Fritzbrause
Fritzbrause

Reputation: 87

ggplot geom_bar: stack and center

I have a dataframe with shares in percent,columns representing different items, rows the respective share of interviewees answering in different categories. I want to produce a stacked barchart.

library(ggplot2)
library(reshape2)
 test<-data.frame(i1=c(16,40,26,18),
               i2=c(17,46,27,10),
               i3=c(23,43,24,10),
               i4=c(19,25,20,36))
 rownames(test)<-c("very i.","i.","less i.","not i.")

test.m<-melt(test)

ggplot(test.m, aes(x=variable, y=value, fill=value)) + 
   geom_bar(position="stack", stat="identity")

Looks o.k., but I want
a) center the bars: positive answers (very i. and i) up and the bottom two classes (less i. and not i.) down.
b) each category (very i, i, less i, not i,) having the same colour.

Any help would be much appreciated.

Upvotes: 6

Views: 7566

Answers (2)

Sven Hohenstein
Sven Hohenstein

Reputation: 81693

It is better to use the category names as a separator instead of row names:

test$category <- factor(c(3,4,2,1), labels=c("very i.","i.","less i.","not i."))

(The ordering of the factor levels is done with repect to the stacked barplot (lowest: not i., highest: very i.).

test.m <- melt(test)

To answer your questions:

  1. Stacked barplots do not work well if some values are above and others are below zero. Hence, two separate barplots are created (one with negative values, one with positive values).
  2. The new column category is used for the fill parameter to map each category to a different colour.

The complete code:

ggplot(test.m, aes(x=variable, fill=category)) + 
      geom_bar(data = subset(test.m, category %in% c("less i.","not i.")),
               aes(y = -value), position="stack", stat="identity") +
      geom_bar(data = subset(test.m, !category %in% c("less i.","not i.")), 
               aes(y = value), position="stack", stat="identity")

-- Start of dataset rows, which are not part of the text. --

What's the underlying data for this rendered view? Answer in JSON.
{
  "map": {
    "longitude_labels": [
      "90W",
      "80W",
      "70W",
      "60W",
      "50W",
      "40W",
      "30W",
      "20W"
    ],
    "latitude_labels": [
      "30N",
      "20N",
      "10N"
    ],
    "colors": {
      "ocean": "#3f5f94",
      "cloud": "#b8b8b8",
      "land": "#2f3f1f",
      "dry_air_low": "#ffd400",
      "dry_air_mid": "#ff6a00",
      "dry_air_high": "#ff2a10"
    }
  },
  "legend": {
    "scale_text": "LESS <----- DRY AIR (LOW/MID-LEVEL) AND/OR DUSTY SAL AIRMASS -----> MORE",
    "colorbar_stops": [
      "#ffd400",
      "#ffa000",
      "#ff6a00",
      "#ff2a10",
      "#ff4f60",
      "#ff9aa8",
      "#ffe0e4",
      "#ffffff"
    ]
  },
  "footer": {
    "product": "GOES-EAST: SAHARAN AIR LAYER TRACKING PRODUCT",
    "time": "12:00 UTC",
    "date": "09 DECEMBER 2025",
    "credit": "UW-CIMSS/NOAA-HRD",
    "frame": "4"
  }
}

enter image description here

Upvotes: 12

MattBagg
MattBagg

Reputation: 10478

Another tool that is designed exactly for this purpose is likert() in the HH package. This sweet function plots diverging stacked barcharts appropriate for Likert, semantic differential, and rating scale data.

library(HH)
# note use of t(test)[,4:1] to transpose and mirror dataframe for easy plotting
# test dataframe is otherwise unaltered from OP's question

likert(t(test)[,4:1], horizontal = FALSE,
       main = NULL, # or give "title",
       xlab = "Percent", # becomes ylab due to horizontal arg
       auto.key = list(space = "right", columns = 1,
                     reverse = TRUE))

enter image description here

One particularly appealing feature of likert() is the ability to center a neutral response with the ReferenceZero argument. (Notice how it uses an appropriate grey color for the reference response):

likert(t(test)[,4:1], horizontal=FALSE,
       main = NULL, # or give "title",
       xlab = "Percent", # becomes ylab due to horizontal arg
       ReferenceZero = 3,
       auto.key=list(space = "right", columns = 1,
                     reverse = TRUE))

likert data centered on one response

(These examples use vertical bars as is common, but horizontal=TRUE is often better, especially if one wants to include question or scale names.)